Kalau keduanya sudah mampus, giliranmu akan kuhajar sampai
bangkaimu hanya tinggal tulang dan daging tak berbentuk!”
“Ah, mauku kau mampus di tanganku Pangeran. Tapi buat apa
bercapai tangan kalau ada yang lebih mampu melakukannya. Aku
hanya tinggal menonton saja! Ha… ha… ha!”
“Keparat kau, Pendekar 212! Kau tunggu giliranmu! Jangan kabur
dari sini!”
Sehabis mendamprat begitu Pangeran Matahari langsung
melompat turun ke halaman Keratota kecil. Gerakannya sebat kedua
kakinya menyentuh tanah tanpa mengeluarkan suara sedikitpun. Begitu
berhadapan dengan Mararanta Tangkario, Pangeran Matahari langsung
menyapu orang itu dengan pandangan mata tajam dan ketika melihat
bagaimana disiang bolong itu kedua kaki Mararanta Tangkario sama
sekali tidak menginjak tanah, berdesirlah darah Pangeran Matahari.
“Jadi benar yang kulihat ini bukan manusia!”
“Pa… nge… ran… Ma… ta… ha… ri! Kau… ber… ha… sil… mem…
bu… nuh… ku… se… ca… ra… ke… ji… pe… nge… cut… Si… ang… i…
ni… a… ku… da… tang… un… tuk… me… ngam… bil… nya… wa… mu”
Mayat Hidup Gunung Klabat langsung membuka mulut begitu melihat
Pangeran Matahari berada di hadapannya.
Sang Pangeran tentu saja tercekat ketika mendengar suara orang
itu. Aneh mengerikan. Tapi kecongkakannya masih bisa membuatnya
ajukan pertanyaan.
“Katakan dulu kau ini benar mayat hidup yang gentayangan
untuk menuntut balas…?”
“Kau… ti… dak… bu… ta… Ke… ja… ha… tan… mu… sa… ngat…

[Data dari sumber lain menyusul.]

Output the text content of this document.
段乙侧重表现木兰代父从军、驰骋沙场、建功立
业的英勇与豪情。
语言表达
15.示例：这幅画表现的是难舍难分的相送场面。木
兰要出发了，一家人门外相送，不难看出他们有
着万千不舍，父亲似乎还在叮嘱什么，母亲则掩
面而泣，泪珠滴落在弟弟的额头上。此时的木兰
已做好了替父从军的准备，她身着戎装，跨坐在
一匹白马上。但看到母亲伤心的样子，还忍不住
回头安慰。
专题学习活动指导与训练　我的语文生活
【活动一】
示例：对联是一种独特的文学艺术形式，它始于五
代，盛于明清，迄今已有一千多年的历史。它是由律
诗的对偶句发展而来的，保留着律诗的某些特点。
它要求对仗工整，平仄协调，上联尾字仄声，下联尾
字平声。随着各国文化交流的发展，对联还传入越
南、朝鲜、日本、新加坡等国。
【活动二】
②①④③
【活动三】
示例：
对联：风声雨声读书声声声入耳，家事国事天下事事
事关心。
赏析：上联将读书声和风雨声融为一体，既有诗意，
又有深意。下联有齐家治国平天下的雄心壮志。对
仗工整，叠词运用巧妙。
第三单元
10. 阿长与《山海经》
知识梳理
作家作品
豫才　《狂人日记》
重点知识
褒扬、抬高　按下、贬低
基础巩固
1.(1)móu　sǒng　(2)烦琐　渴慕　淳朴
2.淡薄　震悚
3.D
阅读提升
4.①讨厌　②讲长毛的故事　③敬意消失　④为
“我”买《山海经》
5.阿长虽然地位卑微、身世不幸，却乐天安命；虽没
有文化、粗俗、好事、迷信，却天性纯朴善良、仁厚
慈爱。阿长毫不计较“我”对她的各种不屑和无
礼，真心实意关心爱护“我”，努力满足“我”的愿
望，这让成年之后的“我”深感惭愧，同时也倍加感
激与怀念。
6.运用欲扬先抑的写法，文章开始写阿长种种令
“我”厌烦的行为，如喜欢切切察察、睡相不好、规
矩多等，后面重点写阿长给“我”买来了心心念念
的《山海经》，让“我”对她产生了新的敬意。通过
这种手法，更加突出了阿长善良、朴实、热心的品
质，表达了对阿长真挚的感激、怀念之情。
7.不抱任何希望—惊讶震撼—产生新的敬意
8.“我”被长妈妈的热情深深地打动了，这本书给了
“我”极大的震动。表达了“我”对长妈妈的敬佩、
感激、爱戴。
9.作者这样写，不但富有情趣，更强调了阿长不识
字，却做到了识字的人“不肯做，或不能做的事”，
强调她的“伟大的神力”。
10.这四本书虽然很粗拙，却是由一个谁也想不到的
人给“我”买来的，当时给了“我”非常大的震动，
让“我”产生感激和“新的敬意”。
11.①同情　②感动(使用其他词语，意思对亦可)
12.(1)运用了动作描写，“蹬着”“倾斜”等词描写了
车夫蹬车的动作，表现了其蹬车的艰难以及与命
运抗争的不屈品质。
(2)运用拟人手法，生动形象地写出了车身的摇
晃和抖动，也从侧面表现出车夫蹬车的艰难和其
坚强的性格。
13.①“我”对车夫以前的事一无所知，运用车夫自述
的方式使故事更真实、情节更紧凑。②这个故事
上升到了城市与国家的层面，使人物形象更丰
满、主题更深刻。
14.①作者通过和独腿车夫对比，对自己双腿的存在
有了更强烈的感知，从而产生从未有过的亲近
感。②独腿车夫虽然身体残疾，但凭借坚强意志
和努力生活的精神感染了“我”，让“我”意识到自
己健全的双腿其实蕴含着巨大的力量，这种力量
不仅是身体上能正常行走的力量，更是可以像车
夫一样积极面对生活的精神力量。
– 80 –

ke… ji… Kau… men… cu… lik… is… tri… ku… mem… per… ko… sa…
nya…”
“Lalu apakah saat ini kau datang untuk mengantarkan istrimu,
menyuguhkannya padaku? Ha… ha…! Aku tidak perlu lagi perempuan
busuk itu Mararanta! Nikmatilah sendiri olehmu!”
“Ma… nu… sia… dur… ja… na… ber… da… rah… bi… na… tang…
ber… ha… ti… ib… lisi A… jal… mu… su… dah… sam… pai…!”
Mayat Hidup Gunung Klabat lalu meniup keras-keras dan
bersamaan dengan itu tangan kanannya dihantamkan ke arah Pangeran
Matahari.
Kagetlah sang Pangeran ketika merasakan bagaimana halaman itu
berubah seperti dibakar kobaran api. Hawa.panas yang luar biasa
disertai dorongan yang dahsyat membuatnya berteriak keras, melompat
setinggi tiga tombak, lalu dari atas dia lepaskan pukulan sakti bernama
pukulan Gerhana Matahari!
050 Mayat Hidup Gunung Klabat Wiro Sableng 212 42
SINAR KUNING, MERAH DAN HITAM berkiblat, menderu ke arah
Mayat Hidup Gunung Klabat. Bumi seperti dipanggang saking panasnya.
Siapa saja yang kena tersambar angin pukulan sakti itu pastilah akan
hangus tubuhnya. Kalau sampai terkena telak maka dia akan mati
dengan tubuh gosong! Namun Mayat Hidup Gunung Klabat tidak
perdulikan serangan berbahaya yang bisa membawa maut itu. Udara
panas yang keluar dari serangan lawan baginya suatu hal yang biasa.
Malah ketika tiga sinar itu menyambar tubuhnya, dia jentikan lima
jarinya ke udara. Lima sinar putih terang benderang menyambar ganas.
Bummm! Bummm! Buuuummmm!
Terdengar suara ledakan tiga kali berturut-turut ketika tiga dari
lima sinar terang yang keluar dari jari-jari tangan Mayat Hjdup Gunung
Klabat menghantam berantakan tiga sinar sakti pukulan Gerhana
Matahari yang dilepaskan Pangeran Matahari. Sisa dua sinar lagi terus
menyambar mencari sasaran di tubuh sang Pangeran.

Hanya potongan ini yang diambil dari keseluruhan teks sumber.